Jason Wilsher-Mills presents a new 6.5-foot bronze sculpture that in part explores his own personal connection to nearby Walton Hall, the former home of Charles Waterton, at which his parents met while his mother was working there as an auxiliary nurse.
Wilsher-Mills’ sculpture depicts an Amazonian Caiman God holding a small ferry boat containing figures of his parents. The figure is wearing leg callipers as a proud depiction of disability and a nod to the artist’s own experience of debilitating chicken pox in childhood that left him partially paralysed. Visitors are able to engage further with the sculpture through augmented reality technology and able to listen to a new poem by poet and broadcaster Ian McMillan, created in response to the sculpture’s themes, as well as access an online animated film.

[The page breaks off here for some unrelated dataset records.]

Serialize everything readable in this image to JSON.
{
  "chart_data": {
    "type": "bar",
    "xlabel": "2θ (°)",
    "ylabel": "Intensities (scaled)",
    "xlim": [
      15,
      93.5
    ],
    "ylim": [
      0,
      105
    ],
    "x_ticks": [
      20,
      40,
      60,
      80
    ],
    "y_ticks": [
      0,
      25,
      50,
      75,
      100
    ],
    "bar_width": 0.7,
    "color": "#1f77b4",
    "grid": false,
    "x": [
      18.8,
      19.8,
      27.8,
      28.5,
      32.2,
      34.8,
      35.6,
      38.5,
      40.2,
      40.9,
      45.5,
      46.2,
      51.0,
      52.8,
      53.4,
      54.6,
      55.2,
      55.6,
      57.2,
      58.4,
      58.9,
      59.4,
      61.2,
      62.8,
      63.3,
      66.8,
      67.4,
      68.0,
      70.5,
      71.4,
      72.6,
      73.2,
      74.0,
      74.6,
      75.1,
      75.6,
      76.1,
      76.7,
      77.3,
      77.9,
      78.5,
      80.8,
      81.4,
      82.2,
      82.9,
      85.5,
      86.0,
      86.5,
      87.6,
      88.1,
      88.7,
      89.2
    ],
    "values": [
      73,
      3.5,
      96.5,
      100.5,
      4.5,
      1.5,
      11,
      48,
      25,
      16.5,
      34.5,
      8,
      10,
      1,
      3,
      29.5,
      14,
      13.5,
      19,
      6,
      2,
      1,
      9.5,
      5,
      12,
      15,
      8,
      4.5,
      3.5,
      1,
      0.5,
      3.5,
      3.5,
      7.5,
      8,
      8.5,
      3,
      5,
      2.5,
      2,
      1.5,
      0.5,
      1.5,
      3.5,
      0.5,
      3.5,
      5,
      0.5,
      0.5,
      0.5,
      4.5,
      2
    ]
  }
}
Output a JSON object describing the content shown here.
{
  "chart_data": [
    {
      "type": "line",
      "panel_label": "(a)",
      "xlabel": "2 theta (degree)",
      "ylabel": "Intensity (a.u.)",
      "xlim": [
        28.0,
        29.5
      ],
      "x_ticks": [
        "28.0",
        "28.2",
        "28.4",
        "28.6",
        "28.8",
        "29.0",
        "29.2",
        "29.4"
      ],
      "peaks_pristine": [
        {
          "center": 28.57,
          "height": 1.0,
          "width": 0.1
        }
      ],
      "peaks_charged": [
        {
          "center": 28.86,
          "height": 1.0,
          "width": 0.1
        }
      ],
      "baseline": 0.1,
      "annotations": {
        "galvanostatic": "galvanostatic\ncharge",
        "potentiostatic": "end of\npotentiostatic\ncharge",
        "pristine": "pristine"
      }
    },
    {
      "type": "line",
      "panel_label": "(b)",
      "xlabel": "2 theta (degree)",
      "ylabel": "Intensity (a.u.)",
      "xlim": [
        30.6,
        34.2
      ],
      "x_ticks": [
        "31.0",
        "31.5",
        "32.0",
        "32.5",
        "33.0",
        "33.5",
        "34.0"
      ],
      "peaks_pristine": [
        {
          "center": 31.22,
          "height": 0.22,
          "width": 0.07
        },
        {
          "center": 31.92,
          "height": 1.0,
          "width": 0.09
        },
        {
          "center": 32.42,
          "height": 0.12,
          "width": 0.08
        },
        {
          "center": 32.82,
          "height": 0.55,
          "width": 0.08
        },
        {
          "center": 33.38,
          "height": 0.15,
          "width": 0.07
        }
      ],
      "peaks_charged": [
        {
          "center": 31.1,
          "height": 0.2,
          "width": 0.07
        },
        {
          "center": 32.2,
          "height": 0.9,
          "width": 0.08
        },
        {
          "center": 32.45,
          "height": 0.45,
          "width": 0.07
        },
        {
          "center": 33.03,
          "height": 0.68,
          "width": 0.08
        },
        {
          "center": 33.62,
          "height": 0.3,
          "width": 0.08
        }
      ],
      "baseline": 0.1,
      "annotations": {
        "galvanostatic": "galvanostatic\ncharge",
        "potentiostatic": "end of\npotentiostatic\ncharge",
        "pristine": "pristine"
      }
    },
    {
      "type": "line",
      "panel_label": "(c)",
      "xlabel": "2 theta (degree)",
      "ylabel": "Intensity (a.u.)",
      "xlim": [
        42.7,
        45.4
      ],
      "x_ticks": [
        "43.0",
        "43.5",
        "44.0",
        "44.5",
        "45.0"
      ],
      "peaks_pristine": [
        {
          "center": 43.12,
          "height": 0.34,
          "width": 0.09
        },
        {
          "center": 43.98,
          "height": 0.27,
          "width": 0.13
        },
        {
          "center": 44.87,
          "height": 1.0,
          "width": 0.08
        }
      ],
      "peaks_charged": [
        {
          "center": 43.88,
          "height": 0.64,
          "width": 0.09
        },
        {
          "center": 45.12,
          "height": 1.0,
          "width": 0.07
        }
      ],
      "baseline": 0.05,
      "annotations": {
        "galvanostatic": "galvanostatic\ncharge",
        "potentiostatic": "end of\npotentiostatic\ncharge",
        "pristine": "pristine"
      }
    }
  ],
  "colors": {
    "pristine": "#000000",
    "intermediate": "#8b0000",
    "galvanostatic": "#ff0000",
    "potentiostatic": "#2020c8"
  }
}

“I was born and grew up in Wakefield. This sculpture is inspired by the history of Wakefield and its characters as well as my own memories and the love story of my parents. My mum spent most of her childhood in care and worked as an auxiliary nurse at Walton Hall 1945-48, which was then the maternity home for Wakefield. My Dad, Peter, was a rugby league player and coal miner. Mum would often return home late from their dates and have to bribe the night watchman to row her back to Walton Hall after the drawbridge was pulled up at 9pm.” – Jason Wilsher-Mills
This is a unique artwork about and for Wakefield and its people. Jason designed the sculpture on a computer and it was 3D printed in resin by Pangolin foundry. The resin version was then cast in bronze, one of the most traditional sculpture materials in the world.